Bank of America is the bank mentioned in our recent story about lenders suing homeowners for the amount of the mortgage that remains after a foreclosure, but it may be that smaller banks are more likely than large ones to pursue what are called deficiency claims.

Terri Pickens, an attorney with Pickens Law in Boise, has come to that conclusion, based on her experience representing clients who have been served with deficiency judgments.  “The small banks pursue everything,” she said.  “I have not seen Bank of America pursue them.  In my clients’ cases, whether it was a modest house to a multimillion dollar house, they haven’t gone after the deficiency.”  Attorney Brian Webb of Angstman Johnson agrees with Pickens’ analysis.

As for the banks, large and small, they prefer to say little on the subject.  I called and e-mailed several, asking for information about how they determine when to pursue deficiency claims.  A Wells Fargo spokesman issued this brief response: “Where permitted, we may pursue deficiency judgments on a case-by-case basis.”  Bank of America has yet to reply, two weeks after StateImpact Idaho‘s initial request and despite significant follow-up.
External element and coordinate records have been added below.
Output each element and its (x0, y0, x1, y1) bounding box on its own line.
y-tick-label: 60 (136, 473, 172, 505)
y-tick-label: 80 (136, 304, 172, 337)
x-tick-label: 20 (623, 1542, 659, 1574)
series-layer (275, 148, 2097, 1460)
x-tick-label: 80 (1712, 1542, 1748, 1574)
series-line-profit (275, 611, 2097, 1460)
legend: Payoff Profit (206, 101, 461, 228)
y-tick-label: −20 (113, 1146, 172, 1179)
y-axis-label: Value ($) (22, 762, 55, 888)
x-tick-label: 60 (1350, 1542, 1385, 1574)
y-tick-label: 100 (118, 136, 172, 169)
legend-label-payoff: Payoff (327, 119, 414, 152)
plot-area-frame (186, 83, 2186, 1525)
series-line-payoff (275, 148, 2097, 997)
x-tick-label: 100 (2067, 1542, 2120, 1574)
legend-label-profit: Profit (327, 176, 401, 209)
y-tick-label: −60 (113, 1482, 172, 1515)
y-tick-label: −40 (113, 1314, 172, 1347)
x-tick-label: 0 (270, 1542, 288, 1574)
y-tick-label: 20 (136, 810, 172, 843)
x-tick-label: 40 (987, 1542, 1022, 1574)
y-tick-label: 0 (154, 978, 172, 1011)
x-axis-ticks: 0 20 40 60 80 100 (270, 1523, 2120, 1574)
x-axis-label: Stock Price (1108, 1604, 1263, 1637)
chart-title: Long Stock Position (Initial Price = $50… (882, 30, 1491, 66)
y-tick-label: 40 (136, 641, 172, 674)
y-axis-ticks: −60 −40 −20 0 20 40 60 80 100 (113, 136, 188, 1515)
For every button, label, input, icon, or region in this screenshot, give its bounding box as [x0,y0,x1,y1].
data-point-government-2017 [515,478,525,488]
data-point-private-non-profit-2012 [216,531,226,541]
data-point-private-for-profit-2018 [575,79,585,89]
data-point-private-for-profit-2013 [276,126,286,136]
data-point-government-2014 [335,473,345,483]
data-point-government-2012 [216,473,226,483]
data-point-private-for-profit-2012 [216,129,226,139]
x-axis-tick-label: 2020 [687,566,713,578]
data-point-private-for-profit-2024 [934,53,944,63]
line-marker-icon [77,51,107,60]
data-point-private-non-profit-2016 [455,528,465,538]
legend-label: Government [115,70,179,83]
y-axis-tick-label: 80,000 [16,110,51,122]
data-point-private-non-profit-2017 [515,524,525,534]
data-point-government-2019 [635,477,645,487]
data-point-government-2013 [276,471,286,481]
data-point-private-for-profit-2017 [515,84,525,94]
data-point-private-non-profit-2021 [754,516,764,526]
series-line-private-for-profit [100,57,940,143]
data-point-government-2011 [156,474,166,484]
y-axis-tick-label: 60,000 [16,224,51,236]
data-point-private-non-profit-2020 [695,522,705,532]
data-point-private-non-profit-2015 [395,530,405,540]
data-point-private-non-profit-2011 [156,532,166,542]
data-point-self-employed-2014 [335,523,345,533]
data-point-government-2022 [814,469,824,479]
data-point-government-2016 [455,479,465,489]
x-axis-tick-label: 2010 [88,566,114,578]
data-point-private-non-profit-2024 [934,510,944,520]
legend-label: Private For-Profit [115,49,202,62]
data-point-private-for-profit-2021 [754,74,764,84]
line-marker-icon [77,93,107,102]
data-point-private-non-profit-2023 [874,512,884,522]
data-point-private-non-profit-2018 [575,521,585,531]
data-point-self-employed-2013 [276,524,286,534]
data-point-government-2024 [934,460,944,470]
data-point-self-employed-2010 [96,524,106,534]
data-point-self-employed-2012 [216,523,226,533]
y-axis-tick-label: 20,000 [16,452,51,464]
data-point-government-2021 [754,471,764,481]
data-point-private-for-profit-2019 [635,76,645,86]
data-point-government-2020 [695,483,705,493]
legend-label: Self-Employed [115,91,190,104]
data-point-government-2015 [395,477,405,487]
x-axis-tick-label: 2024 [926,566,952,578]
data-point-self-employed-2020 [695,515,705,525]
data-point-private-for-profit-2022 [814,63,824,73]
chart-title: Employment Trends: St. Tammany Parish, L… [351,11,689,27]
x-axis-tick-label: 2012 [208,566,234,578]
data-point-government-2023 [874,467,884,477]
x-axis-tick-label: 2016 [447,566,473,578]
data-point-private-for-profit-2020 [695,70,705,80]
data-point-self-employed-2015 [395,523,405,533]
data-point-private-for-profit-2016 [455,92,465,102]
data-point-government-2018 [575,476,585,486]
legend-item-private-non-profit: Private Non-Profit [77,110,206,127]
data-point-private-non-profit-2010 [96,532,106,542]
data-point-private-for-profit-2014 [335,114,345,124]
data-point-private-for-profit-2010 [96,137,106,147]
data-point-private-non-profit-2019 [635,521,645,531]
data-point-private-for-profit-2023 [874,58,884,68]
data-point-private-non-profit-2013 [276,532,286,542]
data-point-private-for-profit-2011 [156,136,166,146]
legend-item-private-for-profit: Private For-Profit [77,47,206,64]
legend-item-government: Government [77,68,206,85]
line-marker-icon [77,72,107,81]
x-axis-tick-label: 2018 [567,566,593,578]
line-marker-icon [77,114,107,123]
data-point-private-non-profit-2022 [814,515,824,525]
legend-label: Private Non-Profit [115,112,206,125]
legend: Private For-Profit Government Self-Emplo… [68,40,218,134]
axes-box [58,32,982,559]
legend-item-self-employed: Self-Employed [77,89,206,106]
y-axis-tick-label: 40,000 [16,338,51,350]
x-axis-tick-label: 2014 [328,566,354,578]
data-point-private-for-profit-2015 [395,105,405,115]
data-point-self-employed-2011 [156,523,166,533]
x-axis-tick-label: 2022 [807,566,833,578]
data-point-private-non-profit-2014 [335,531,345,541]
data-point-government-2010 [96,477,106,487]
Spokane-based Sterling Savings Bank was described in interviews with Pickens and another attorney as a bank that has been especially persistent about filing deficiency judgments against homeowners.  I called the bank to ask about it.  In an e-mailed response, a spokeswoman said only that Sterling Savings does have  policies for determining when to pursue former homeowners for deficiencies, but those policies are internal.  “Deficiency judgements are extremely complex and are only pursued as a way to seek repayment for monies rightfully owed to the bank,” she wrote.

However, this 2010 article from The Oregonian, featuring an interview with Sterling President and CEO Greg Seibly, sheds a bit of light.  According to the article, the bank, which had missed a deadline from federal and state regulators to raise new capital, “launched an aggressive legal campaign to recover its losses.”

This fits with attorney Terri Pickens’ hypothesis about why some banks are more likely than others to file deficiency claims.  “It’s basically the banks that need the capital,” she said.